Which brings us pretty much up to date. Here are some observations:
After a clunky, fairly rushed beginning, this campaign has been building and revealing itself. It has unfolded and developed, updating over months. Invisible got a call back on Fallon; Give It All Up revealed its hidden second act a month after release.
Covid has left its mark: The songs and final credits have shifted as the months have passed; live dates (which might have been had promo events planned around them) have had to be cancelled; Hammersmith was a big deal and unfortunately could not be filmed in front of an audience (something not possible until at least late July in the UK). Restrictions continue to constrain what is possible (e.g. visiting different countries quickly).
The campaign is picking up steam as the pre-release ‘buzz’ has varying items of interest for different audiences: the AI video for Invisible; the collaboration with Chai; the impending ‘controversy’ over the linking up with Ivorian Doll and Tove Lo (the former has just declared herself to be a flat-earther; the latter has a track record of exhibitionism in videos and on stage).
Duran have made themselves available in various ways over different platforms: radio playlists, TV interviews, the Hammersmith live performance, collaborations, innovative videos, new photo promos, announcement of live shows.
The three released songs have been able to be enjoyed and considered by us fans without the clatter of the mass drop of songs that accompanies an album.
DDHQ has (presumably) road-tested different songs and media reaction ahead of the full album push.
DDHQ have had to manage / ignore / hold their nerve over varying fan reactions to the new songs and announcement of collaborations.
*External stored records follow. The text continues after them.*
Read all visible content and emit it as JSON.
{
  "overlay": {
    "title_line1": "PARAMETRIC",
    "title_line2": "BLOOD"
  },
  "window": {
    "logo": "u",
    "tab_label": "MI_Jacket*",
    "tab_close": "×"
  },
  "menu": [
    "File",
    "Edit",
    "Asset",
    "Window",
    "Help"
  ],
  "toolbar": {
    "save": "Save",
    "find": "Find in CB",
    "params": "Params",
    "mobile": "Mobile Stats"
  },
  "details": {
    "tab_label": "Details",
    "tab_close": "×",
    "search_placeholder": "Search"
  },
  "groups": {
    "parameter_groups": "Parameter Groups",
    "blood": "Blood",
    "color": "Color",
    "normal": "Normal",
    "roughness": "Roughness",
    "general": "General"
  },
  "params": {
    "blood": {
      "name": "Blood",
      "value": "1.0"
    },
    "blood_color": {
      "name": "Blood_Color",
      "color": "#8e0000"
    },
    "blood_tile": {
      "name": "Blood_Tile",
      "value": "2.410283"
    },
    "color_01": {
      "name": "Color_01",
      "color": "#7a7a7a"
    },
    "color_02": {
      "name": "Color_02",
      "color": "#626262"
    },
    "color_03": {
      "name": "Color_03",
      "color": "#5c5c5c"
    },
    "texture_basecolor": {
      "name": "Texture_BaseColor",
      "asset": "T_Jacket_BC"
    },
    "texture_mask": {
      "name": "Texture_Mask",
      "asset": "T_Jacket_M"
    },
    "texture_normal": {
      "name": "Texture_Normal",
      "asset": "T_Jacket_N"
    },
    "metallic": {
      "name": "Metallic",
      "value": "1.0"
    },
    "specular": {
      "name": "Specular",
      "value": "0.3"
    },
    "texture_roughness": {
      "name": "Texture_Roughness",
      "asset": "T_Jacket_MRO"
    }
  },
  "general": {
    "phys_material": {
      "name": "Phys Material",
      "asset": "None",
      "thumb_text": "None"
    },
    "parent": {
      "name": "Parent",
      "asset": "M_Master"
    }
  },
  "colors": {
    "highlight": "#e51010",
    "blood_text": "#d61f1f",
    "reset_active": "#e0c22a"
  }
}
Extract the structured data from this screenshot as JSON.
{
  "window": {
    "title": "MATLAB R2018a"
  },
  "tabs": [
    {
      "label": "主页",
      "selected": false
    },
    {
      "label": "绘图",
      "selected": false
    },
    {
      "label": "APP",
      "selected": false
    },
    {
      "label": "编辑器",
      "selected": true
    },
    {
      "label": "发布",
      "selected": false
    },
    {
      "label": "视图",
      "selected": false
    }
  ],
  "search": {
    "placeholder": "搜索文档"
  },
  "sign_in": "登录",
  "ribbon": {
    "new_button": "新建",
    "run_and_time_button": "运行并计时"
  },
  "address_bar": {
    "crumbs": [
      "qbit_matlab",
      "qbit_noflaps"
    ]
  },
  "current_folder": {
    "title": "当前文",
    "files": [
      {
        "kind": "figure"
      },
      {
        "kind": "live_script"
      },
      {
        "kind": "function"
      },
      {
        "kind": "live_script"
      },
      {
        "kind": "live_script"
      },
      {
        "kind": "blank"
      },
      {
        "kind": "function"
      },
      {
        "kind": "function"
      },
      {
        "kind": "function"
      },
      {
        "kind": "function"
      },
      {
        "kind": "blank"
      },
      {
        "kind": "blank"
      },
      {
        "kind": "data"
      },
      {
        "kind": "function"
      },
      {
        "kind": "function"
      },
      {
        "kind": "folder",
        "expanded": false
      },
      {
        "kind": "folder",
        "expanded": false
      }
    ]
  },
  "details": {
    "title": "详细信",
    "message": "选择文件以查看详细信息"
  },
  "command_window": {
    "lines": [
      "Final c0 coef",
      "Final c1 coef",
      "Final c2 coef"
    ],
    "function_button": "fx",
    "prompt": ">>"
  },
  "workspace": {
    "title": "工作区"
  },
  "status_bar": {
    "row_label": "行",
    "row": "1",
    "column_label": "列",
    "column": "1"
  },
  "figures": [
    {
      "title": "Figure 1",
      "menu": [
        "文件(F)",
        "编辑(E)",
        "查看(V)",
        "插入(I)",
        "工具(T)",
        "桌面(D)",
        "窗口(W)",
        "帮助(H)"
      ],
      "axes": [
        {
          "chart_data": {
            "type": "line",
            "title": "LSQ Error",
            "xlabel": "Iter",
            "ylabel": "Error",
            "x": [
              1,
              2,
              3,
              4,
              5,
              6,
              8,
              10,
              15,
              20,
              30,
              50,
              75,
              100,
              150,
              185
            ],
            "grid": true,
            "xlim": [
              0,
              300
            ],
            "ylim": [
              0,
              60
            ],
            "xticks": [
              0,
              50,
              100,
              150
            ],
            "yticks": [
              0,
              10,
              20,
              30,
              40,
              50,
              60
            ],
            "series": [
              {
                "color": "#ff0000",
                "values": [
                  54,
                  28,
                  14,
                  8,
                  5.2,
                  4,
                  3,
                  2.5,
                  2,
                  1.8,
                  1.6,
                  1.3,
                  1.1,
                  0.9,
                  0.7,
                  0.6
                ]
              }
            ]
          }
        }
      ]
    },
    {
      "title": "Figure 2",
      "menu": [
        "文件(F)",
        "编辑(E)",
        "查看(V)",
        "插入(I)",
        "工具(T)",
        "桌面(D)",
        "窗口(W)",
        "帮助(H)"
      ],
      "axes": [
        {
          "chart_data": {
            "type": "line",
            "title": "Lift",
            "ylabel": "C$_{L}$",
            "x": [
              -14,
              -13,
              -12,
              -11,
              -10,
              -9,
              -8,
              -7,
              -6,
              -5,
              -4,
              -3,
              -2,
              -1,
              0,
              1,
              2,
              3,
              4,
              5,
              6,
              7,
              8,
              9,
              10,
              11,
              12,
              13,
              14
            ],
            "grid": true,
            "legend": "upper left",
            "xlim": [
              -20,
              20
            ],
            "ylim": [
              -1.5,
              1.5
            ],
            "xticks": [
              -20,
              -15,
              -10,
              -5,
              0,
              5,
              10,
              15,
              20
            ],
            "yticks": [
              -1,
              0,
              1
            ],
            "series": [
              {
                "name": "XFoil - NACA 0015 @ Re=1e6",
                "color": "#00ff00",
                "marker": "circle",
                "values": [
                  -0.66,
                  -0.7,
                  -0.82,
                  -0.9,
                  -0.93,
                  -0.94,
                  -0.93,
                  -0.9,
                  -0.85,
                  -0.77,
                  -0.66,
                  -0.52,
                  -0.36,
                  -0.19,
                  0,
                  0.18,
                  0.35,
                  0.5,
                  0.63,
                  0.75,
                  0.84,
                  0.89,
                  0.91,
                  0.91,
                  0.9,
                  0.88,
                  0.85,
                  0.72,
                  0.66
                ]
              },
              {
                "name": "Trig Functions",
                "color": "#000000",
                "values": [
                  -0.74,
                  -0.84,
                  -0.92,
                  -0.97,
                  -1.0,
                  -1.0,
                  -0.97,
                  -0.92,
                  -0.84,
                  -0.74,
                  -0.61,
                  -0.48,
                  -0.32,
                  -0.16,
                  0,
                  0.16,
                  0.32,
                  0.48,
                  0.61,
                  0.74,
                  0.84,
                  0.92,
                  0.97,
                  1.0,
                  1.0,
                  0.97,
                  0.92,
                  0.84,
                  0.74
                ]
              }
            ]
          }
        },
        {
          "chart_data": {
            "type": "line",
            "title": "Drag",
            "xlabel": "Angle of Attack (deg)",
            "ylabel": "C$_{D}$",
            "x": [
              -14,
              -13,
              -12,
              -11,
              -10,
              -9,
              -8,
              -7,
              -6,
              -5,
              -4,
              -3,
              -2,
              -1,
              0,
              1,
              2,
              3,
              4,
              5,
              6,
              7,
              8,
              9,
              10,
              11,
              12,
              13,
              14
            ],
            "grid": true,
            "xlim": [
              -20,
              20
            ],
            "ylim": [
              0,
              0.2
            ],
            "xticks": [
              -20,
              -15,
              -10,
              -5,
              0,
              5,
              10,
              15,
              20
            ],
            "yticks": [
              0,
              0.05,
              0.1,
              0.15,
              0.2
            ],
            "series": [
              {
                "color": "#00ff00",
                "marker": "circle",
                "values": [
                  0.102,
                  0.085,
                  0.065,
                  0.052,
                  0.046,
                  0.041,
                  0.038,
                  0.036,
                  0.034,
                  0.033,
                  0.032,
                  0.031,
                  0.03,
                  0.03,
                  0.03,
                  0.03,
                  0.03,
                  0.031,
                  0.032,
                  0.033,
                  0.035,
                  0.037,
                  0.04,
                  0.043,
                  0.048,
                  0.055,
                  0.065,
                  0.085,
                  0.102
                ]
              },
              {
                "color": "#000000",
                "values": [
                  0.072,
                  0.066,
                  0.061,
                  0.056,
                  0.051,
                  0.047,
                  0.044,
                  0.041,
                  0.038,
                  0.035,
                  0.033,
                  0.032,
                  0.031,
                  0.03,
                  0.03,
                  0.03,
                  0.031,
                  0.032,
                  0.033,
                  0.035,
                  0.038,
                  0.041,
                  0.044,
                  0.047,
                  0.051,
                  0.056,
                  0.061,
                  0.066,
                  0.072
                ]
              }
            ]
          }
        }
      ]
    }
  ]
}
The Chai controversy of mid-to-late July (followed by the overwhelmingly positive reaction to the actual song) will have been a learning point
Which brings us to ‘What Next’? There are now 9 weeks to the release of the album. What might happen in that time? Here are some 'best guesses' (with the four confirmed events):
Release of fourth song from Future Past. (The full version of GIve It All Up? A long-awaited Moroder track?).
Duran return to the UK ahead of their two shows (with due consideration of Covid restrictions).
Possible warm-up shows in the UK.
· 17th September: Live at Scarborough.
· 19th September: Live at the Isle of Wight
Late September: return to the USA (with due consideration of Covid restrictions).
Early October: Fifth single drop (with video?)
· 3rd October: Live in Austin City, Texas (show one)
· 10th October: Live in Austin City, Texas (show two)
22nd October: Future Past released.
What this means is that the next 9 weeks should continue to be busy. And, to bring this back round to where we started, the Future Past campaign will have been building very nicely for FIVE MONTHS by the time the album actually drops.
You may not like all of the three songs heard so far. You may be correct in your view that things could have been done differently in various ways at various times by DDHQ. But I suggest to you that the Future Past campaign has not been without thought or varied activity. Which, if you ask me, has been better and more fun than the campaigns for pretty much every other album since The Wedding Album.